Oftentimes leaders say they are eager for opinions about their performance. In many cases, they honestly do want it. Some say they are open to feedback, but their behavior says otherwise. People in leadership roles can find it challenging to go about getting honest feedback concerning their job performance. Many executives hire coaches and consultants like me to collect feedback anonymously from people who otherwise would be uncomfortable offering opinions. We, as neutral parties, can report what we learn without fear of reprisal.

Jerry, the deputy director of a large non-profit organization, told me that he is confident in his talent as a leader and is committed to improving his skill. During our first session, we decided to do a 360 assessment to step up his growth. We used an on-line survey tool to gather feedback from his boss, his peers, direct reporters, and his customers. Jerry was excited about the process and eager to hear what people had to say.

The feedback turned out not to be what Jerry expected; in fact, he did not like the results. Jerry assessed his leadership skills quite differently than the survey responders did. While he saw himself as open to other people’s ideas, the responders reported him to be autocratic and controlling. What Jerry saw as honesty and commitment to the growth of his staff and the organization came across to the feedback providers as arrogance and a tendency to be overly critical.

This assessment gave Jerry a significant growth opportunity, but, like many people who dislike the responses to their requests for comment, Jerry discounted the survey results. He told himself that the responders misunderstood the instrument, that they saw him inaccurately and that the results did not reflect his true leadership persona.
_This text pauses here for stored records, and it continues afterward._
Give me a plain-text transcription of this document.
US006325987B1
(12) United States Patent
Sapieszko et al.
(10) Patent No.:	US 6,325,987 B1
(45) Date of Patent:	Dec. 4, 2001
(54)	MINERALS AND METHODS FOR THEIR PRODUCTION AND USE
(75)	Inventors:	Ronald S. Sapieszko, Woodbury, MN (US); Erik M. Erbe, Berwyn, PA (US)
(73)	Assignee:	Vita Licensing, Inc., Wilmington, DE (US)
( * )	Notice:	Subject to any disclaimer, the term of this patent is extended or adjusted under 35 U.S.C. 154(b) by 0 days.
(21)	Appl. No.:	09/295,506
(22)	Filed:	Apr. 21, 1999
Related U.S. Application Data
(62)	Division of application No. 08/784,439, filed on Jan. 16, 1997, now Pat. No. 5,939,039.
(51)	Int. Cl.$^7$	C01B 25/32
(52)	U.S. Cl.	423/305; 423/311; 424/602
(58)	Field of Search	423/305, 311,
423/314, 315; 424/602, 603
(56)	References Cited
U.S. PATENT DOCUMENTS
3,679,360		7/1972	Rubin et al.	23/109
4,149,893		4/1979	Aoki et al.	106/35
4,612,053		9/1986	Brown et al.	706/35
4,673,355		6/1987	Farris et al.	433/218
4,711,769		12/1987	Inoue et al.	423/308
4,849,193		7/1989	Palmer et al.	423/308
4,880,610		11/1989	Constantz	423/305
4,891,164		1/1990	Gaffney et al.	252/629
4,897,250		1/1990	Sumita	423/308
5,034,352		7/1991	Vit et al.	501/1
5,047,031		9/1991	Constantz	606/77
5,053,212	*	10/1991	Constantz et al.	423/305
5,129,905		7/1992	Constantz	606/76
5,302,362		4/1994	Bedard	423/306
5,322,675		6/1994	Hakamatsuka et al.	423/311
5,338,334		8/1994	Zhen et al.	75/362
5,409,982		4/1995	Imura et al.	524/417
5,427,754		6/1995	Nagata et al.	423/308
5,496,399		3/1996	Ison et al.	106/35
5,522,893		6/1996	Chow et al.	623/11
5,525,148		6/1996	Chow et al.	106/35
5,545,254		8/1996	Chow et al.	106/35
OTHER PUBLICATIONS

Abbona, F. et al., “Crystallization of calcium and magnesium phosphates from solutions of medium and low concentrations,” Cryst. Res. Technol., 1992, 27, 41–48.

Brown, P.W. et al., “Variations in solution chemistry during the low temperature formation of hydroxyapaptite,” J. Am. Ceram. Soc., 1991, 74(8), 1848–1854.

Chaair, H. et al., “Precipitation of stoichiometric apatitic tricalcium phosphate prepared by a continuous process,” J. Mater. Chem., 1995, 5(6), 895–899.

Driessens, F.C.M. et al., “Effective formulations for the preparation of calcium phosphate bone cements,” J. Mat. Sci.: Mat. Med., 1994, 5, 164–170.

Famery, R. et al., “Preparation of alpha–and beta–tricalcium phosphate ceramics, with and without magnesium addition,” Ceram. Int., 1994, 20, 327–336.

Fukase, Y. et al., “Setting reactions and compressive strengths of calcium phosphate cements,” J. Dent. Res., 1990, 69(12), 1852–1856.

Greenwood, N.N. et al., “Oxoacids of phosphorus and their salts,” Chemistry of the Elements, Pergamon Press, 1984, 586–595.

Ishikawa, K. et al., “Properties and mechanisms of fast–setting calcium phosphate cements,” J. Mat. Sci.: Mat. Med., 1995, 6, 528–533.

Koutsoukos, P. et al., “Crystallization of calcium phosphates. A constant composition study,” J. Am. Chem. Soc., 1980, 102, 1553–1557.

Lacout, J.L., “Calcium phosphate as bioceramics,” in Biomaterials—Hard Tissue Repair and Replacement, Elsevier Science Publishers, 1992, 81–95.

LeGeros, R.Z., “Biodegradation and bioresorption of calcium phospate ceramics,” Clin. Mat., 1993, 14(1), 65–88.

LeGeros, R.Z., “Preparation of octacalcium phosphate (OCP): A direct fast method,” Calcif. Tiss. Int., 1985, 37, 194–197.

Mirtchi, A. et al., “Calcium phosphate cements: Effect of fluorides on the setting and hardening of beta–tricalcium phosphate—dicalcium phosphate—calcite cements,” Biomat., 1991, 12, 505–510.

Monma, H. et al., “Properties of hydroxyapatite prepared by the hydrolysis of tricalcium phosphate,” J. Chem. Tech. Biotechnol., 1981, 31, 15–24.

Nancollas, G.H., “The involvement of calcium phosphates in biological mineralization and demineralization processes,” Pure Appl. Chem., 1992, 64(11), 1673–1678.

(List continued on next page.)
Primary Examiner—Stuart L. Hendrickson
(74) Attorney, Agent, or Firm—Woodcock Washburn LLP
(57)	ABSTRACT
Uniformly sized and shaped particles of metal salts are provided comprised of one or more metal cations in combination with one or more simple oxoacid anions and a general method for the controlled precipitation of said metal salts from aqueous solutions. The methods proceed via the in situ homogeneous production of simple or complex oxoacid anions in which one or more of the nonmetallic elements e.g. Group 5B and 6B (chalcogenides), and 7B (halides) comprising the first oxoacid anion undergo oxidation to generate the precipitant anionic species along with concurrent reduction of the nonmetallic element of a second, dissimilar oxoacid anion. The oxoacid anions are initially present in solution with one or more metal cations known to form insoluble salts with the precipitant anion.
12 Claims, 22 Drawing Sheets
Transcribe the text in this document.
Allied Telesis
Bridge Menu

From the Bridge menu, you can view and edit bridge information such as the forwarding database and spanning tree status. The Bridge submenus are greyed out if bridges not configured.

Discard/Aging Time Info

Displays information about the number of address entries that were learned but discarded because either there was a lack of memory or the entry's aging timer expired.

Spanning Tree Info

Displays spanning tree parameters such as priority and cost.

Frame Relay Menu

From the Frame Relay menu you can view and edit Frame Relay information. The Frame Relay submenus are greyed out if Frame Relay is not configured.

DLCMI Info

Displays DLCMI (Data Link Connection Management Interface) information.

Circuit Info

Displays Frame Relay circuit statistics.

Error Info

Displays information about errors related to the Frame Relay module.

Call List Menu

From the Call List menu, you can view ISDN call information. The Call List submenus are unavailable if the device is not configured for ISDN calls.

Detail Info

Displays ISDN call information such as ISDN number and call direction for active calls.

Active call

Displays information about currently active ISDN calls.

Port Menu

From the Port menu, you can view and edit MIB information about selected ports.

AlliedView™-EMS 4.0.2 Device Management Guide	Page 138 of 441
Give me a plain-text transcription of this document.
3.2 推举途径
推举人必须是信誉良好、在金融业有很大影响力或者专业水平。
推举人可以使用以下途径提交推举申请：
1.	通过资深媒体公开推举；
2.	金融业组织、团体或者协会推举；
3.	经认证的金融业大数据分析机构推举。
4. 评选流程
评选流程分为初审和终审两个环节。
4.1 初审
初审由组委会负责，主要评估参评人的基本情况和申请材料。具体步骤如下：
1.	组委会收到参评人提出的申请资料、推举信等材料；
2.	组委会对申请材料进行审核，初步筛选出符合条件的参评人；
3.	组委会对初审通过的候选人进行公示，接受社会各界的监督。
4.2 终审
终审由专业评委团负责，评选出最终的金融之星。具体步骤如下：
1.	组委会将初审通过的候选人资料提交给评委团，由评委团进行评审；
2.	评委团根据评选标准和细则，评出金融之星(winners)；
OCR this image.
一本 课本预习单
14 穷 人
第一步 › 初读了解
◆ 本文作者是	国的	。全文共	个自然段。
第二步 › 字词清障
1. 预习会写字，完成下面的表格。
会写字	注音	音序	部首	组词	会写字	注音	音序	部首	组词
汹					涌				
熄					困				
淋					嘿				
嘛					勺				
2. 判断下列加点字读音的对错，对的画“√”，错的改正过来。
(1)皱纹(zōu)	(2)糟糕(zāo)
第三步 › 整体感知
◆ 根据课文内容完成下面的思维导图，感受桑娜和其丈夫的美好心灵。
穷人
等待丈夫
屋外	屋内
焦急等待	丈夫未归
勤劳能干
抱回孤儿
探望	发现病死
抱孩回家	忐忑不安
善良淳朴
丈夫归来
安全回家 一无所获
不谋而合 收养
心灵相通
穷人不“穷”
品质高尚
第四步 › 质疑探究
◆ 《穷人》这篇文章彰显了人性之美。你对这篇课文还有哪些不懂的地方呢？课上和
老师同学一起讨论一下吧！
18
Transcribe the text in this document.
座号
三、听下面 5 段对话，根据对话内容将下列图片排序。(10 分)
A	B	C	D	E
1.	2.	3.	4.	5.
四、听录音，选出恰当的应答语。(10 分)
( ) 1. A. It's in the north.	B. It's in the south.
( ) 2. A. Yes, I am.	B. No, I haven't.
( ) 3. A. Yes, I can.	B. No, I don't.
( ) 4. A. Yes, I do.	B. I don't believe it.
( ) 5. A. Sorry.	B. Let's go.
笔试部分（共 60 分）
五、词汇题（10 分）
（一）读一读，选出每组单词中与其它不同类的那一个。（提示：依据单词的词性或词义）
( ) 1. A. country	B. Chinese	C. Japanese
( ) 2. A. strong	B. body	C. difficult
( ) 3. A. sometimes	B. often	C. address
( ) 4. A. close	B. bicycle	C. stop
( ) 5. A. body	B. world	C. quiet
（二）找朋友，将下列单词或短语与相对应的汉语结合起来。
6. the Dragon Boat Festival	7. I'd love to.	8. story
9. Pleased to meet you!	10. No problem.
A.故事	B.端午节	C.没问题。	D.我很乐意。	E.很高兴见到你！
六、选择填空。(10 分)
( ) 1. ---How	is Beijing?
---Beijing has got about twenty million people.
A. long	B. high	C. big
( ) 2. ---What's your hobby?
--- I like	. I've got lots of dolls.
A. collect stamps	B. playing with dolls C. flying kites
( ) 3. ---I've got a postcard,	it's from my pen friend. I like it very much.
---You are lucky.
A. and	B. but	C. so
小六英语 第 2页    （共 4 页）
He blocked his opportunity for growth by rationalizing away the unexpectedly negative feedback.

Receiving feedback, especially negative feedback that clashes with our self-perceptions, can be difficult. Frequently I hear leaders say they want honest feedback then see them react badly when they get it. Their negative reactions shut down the communications channels, thereby eliminating opportunities for future input. Some organizational cultures demonstrate such aversion to feedback regarding leaders that employees fear negative repercussions to frank expression of opinion, even when their responses are supposedly confidential. This type of feedback-adverse culture inhibits leaders’ and organizations’ progress and success.

Fortunately, Jerry spent some time thinking objectively about the information our survey produced. He worked through his initial response, moved beyond his bias and carefully evaluated the feedback. He learned to acknowledge it as constructive criticism even though he did not like it, and to recognize the growth opportunity it presented.

As Jerry opened himself up to hearing what others had to say about his job performance, he found ways to behave differently. Most importantly, his newfound understanding of his own reaction to the 360 process showed him how he had reacted similarly when people presented ideas that did not fit his way of doing things. Jerry realized that his behavior had created an environment that not only discouraged the honesty he claimed to want, but that in fact punished people whose methods clashed with his own.

Honest feedback provides leaders with valuable opportunities to grow. The more open we are to frank comment, the more quickly we grow. Remember, though, that not all feedback is necessarily valid. I tell clients it is like cooked spaghetti thrown against a wall: some strands stick and some do not. Take what constructive criticism is valuable for you and leave the rest behind, but be careful not to discard anything before you take time to consider it. If you react strongly against a piece of feedback, think carefully about that piece. It may have touched a nerve.

* Are you eager to hear honest feedback?
* Do you communicate this desire to the people around you?
* Are you open to the constructive feedback you receive?
* Do you become defensive when you hear honest feedback? Be honest with yourself.
* What changes will make it easier for you to hear feedback?
* Does your organizational culture encourage and reward honest feedback?
* Does your organizational culture make honesty difficult?
* What changes will make it easier for the people in your organization provide honest feedback?

Feedback is a gift you receive from the provider. Negative feedback rarely is easy to give, so even if you do not like what you hear, be sure to appreciate the giver’s honesty and to thank the person for being honest with you.